I am looking for a set of differential equations (to be solved numerically for an educational program) that would describe the position and apparent time of an accelerated clock relative to a non-inertial reference frame. For now, all movement is along a single spatial dimension. I am not interested in considering the time light takes to travel between observers; assume that they are clever enough to account for this delay. As inputs to this system of equations, I would have:
- An arbitrary, time-dependent acceleration a(t) as experienced by an observer in the non-inertial frame. In practice, this would be a simple list such as a(t=0) = 0; a(t=1) = 0.2; ...
- The initial position x(t=0), clock time t'(t=0), and velocity v(t=0) of the accelerated clock as seen in the non-inertial reference frame
- Another time-dependent acceleration a'(t') which describes the acceleration experienced by an observer traveling with the clock.

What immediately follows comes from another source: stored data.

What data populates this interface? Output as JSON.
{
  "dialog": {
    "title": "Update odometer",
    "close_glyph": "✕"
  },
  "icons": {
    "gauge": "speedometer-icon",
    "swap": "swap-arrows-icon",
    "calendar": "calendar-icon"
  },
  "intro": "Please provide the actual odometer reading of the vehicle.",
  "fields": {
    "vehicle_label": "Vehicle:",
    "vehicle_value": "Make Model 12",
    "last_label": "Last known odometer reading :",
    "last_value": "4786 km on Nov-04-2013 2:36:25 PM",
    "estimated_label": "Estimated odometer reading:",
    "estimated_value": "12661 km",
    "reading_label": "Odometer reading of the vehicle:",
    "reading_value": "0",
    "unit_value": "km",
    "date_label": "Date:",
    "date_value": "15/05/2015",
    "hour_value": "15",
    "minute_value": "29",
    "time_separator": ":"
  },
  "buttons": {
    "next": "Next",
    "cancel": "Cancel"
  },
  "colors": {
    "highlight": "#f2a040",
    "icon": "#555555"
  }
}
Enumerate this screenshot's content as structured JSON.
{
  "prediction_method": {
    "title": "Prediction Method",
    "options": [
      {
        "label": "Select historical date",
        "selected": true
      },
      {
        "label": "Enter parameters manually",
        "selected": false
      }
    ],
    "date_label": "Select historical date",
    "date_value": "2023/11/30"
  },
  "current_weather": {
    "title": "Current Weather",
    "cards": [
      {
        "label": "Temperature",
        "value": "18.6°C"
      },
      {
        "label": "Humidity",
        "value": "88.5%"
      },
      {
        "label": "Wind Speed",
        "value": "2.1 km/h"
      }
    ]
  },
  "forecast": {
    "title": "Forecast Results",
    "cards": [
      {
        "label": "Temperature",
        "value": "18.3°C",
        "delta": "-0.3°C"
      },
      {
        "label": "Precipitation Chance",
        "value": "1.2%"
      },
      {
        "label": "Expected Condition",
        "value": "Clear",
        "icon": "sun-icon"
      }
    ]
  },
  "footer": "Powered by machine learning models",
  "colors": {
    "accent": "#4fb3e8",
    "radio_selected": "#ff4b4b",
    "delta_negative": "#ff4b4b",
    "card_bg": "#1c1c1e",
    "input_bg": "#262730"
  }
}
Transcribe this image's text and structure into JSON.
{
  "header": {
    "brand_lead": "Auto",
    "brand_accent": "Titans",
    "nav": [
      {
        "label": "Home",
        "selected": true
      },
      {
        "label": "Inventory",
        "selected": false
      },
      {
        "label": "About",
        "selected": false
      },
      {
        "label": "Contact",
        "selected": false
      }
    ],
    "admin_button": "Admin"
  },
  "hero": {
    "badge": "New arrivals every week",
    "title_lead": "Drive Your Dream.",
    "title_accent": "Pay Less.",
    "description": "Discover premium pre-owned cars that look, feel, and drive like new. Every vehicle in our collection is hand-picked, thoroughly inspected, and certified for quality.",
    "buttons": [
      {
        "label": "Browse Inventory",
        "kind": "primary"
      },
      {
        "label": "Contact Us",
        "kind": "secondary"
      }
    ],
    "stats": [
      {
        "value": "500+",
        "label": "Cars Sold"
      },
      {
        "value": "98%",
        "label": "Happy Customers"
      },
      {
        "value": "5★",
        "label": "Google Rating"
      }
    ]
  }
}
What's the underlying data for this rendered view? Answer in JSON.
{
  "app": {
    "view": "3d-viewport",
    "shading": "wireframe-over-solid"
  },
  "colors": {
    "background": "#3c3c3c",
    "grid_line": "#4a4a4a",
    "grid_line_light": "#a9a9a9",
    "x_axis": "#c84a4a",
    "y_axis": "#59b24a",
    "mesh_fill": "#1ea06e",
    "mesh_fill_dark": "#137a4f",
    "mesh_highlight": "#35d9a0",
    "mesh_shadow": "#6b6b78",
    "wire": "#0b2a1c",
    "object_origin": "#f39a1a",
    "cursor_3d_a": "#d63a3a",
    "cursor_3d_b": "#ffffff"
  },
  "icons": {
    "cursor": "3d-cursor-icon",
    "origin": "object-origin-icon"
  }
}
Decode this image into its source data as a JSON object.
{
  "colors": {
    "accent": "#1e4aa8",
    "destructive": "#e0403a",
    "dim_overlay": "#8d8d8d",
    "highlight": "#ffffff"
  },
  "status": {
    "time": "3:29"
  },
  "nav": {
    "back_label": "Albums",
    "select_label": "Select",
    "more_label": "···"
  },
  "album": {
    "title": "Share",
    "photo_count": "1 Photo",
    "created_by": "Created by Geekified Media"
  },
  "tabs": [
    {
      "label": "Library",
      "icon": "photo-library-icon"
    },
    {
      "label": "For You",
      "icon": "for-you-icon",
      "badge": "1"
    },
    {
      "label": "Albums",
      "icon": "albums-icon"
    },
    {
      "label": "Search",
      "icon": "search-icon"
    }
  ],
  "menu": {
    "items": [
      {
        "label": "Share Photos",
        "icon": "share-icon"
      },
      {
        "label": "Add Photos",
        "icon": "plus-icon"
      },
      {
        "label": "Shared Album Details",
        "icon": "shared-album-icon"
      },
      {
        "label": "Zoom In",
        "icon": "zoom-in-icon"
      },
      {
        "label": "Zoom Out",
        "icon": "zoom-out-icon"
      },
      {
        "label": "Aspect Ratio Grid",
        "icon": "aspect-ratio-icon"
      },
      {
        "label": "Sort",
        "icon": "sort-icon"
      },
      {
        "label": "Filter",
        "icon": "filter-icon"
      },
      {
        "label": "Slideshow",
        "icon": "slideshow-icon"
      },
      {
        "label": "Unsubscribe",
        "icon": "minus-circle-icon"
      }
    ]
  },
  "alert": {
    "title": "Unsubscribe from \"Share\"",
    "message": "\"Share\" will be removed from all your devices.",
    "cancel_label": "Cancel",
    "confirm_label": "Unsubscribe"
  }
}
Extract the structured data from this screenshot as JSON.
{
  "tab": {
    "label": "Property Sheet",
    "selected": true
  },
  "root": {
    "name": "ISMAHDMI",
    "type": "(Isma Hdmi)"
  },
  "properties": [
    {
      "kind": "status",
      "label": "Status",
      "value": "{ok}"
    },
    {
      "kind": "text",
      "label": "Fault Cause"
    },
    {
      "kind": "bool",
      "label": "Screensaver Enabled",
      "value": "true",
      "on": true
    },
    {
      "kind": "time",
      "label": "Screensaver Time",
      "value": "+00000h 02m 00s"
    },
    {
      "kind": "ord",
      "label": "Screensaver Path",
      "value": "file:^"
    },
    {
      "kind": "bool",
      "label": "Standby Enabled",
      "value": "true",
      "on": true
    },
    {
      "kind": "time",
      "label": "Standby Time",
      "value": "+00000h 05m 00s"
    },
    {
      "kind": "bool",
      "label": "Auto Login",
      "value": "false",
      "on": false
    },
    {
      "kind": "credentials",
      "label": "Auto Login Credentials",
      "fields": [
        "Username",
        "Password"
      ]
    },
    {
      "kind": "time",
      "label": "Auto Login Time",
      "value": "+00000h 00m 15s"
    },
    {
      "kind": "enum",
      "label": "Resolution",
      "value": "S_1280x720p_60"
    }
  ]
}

To make this (hopefully) more clear, I'll give an example: an observer A, initially at rest, sees a relativistic rocket pass by carrying observer B. When A's watch reads t=0, she notes that B's position is x(t=0), B's speed is v(t=0) and B's (prominently displayed) clock reads t'(t=0). A has a list of instructions a(t) which tell her to set her rocket engines to achieve a specific acceleration at specific times. B has a similar set of instructions a'(t'). Both A and B consult their own watches when determining when to change their acceleration.
I have seen this question: What is the displacement of an accelerated and relativistic object?, which tells me enough to model the situation for an inertial observer, but I have not figured out how to reapply this for a non-inertial observer. Similarly, I can compute the worldlines of non-accelerated objects from the perspective of a non-inertial observer, but it seems something sneaky happens when both the observer and observed are accelerating.
I have also tried computing both worldlines from an inertial reference frame and then using the Lorentz transformation [x' = g (x - vt); y' = g (t - vx/c^2)] to ask what B's worldline would look like from A's perspective, but this did not work (I can describe more about this, but for now it should suffice to say that the worldlines were not remotely correct).